Theological Journal – September 9 Berdyaev again

 “Many think that the chief woe of Russia is that Russian society is insufficiently liberal or radical, and they expect much from a turnabout of our society leftwards in the traditional sense of this word... [But] the chief woe of Russia is not in any insufficiency of leftism, which can grow even without any essential changes for Russian society, but in a poor societal fabric, in an insufficiency of authentic people... It is in the weakness of the Russian will, in the insufficiency of societal self-nourishment and self-discipline. For Russian society there is an insufficiency of character, of the ability to define oneself from within. 

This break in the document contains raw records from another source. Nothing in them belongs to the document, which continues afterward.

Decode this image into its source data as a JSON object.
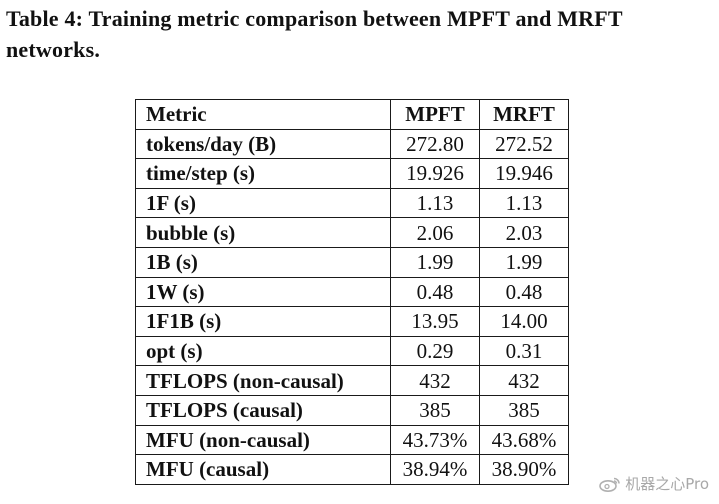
{
  "caption": "Table 4: Training metric comparison between MPFT and MRFT networks.",
  "table": {
    "headers": [
      "Metric",
      "MPFT",
      "MRFT"
    ],
    "rows": [
      {
        "metric": "tokens/day (B)",
        "mpft": "272.80",
        "mrft": "272.52"
      },
      {
        "metric": "time/step (s)",
        "mpft": "19.926",
        "mrft": "19.946"
      },
      {
        "metric": "1F (s)",
        "mpft": "1.13",
        "mrft": "1.13"
      },
      {
        "metric": "bubble (s)",
        "mpft": "2.06",
        "mrft": "2.03"
      },
      {
        "metric": "1B (s)",
        "mpft": "1.99",
        "mrft": "1.99"
      },
      {
        "metric": "1W (s)",
        "mpft": "0.48",
        "mrft": "0.48"
      },
      {
        "metric": "1F1B (s)",
        "mpft": "13.95",
        "mrft": "14.00"
      },
      {
        "metric": "opt (s)",
        "mpft": "0.29",
        "mrft": "0.31"
      },
      {
        "metric": "TFLOPS (non-causal)",
        "mpft": "432",
        "mrft": "432"
      },
      {
        "metric": "TFLOPS (causal)",
        "mpft": "385",
        "mrft": "385"
      },
      {
        "metric": "MFU (non-causal)",
        "mpft": "43.73%",
        "mrft": "43.68%"
      },
      {
        "metric": "MFU (causal)",
        "mpft": "38.94%",
        "mrft": "38.90%"
      }
    ]
  },
  "watermark": {
    "text": "机器之心Pro",
    "icon": "weibo-logo-icon"
  }
}
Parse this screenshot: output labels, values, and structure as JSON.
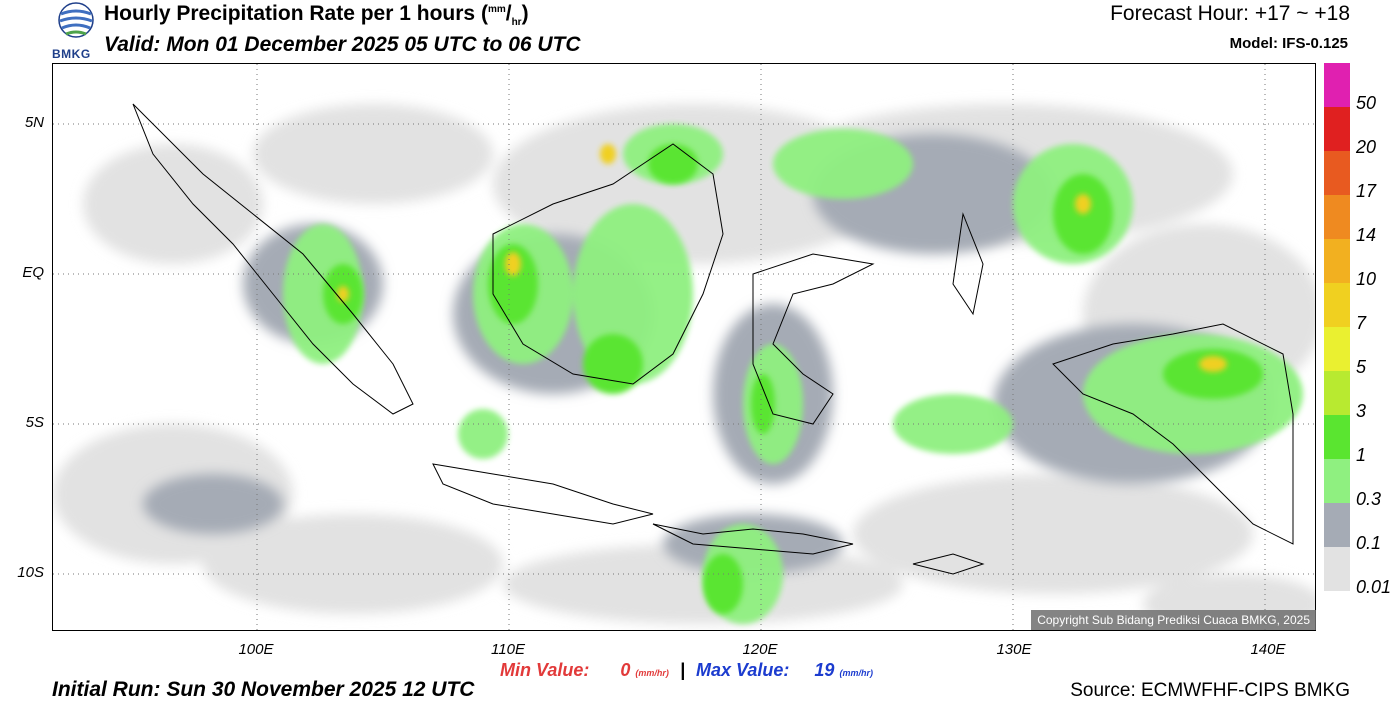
{
  "header": {
    "title": "Hourly Precipitation Rate per 1 hours",
    "units_num": "mm",
    "units_den": "hr",
    "valid": "Valid: Mon 01 December 2025 05 UTC to 06 UTC",
    "forecast_hour": "Forecast Hour: +17 ~ +18",
    "model": "Model: IFS-0.125",
    "logo_text": "BMKG"
  },
  "map": {
    "lat_labels": [
      "5N",
      "EQ",
      "5S",
      "10S"
    ],
    "lon_labels": [
      "100E",
      "110E",
      "120E",
      "130E",
      "140E"
    ],
    "copyright": "Copyright Sub Bidang Prediksi Cuaca BMKG, 2025"
  },
  "legend": {
    "labels": [
      "50",
      "20",
      "17",
      "14",
      "10",
      "7",
      "5",
      "3",
      "1",
      "0.3",
      "0.1",
      "0.01"
    ],
    "colors": [
      "#e020b0",
      "#e02020",
      "#e85a20",
      "#ef8a20",
      "#f2b020",
      "#f0d020",
      "#eaf030",
      "#b8ea30",
      "#5ae530",
      "#8ff080",
      "#a5abb5",
      "#e2e2e2"
    ]
  },
  "footer": {
    "min_label": "Min Value:",
    "min_value": "0",
    "separator": "|",
    "max_label": "Max Value:",
    "max_value": "19",
    "unit_num": "mm",
    "unit_den": "hr",
    "initial_run": "Initial Run: Sun 30 November 2025 12 UTC",
    "source": "Source: ECMWFHF-CIPS BMKG"
  }
}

"The 'means' too easily entangle Russian man, and he is too wont to emotional reactions upon everything outward... Thus too, for example, our 'rightists' have been poor material for a true conservatism. They have always been sooner the destroyers rather than protectors of whatever the values. The patriotic, the national and state phraseology of the 'rightists' — is words, words and more words... The Russia of the 'right' had begun already to decompose when the Russia of the 'left' was still not yet fully matured... 

“Russia needs, first of all, radical moral reform, a religious rebirth of the very wellsprings of life. But, alas, even a religious renewal can become merely nominal and formal. The great power of words exists even in the religious life. The labels— 'Orthodox,' 'sectarian,' 'the Christian of a new consciousness' etc,—have assumed a significance in no wise corresponding to their real gravity. The 'Orthodox' nominalism has long since already poisoned the religious life in Russia. The religious phraseology of the rightist circles long since already has degenerated into an hideous hypocrisy and sanctimoniousness.”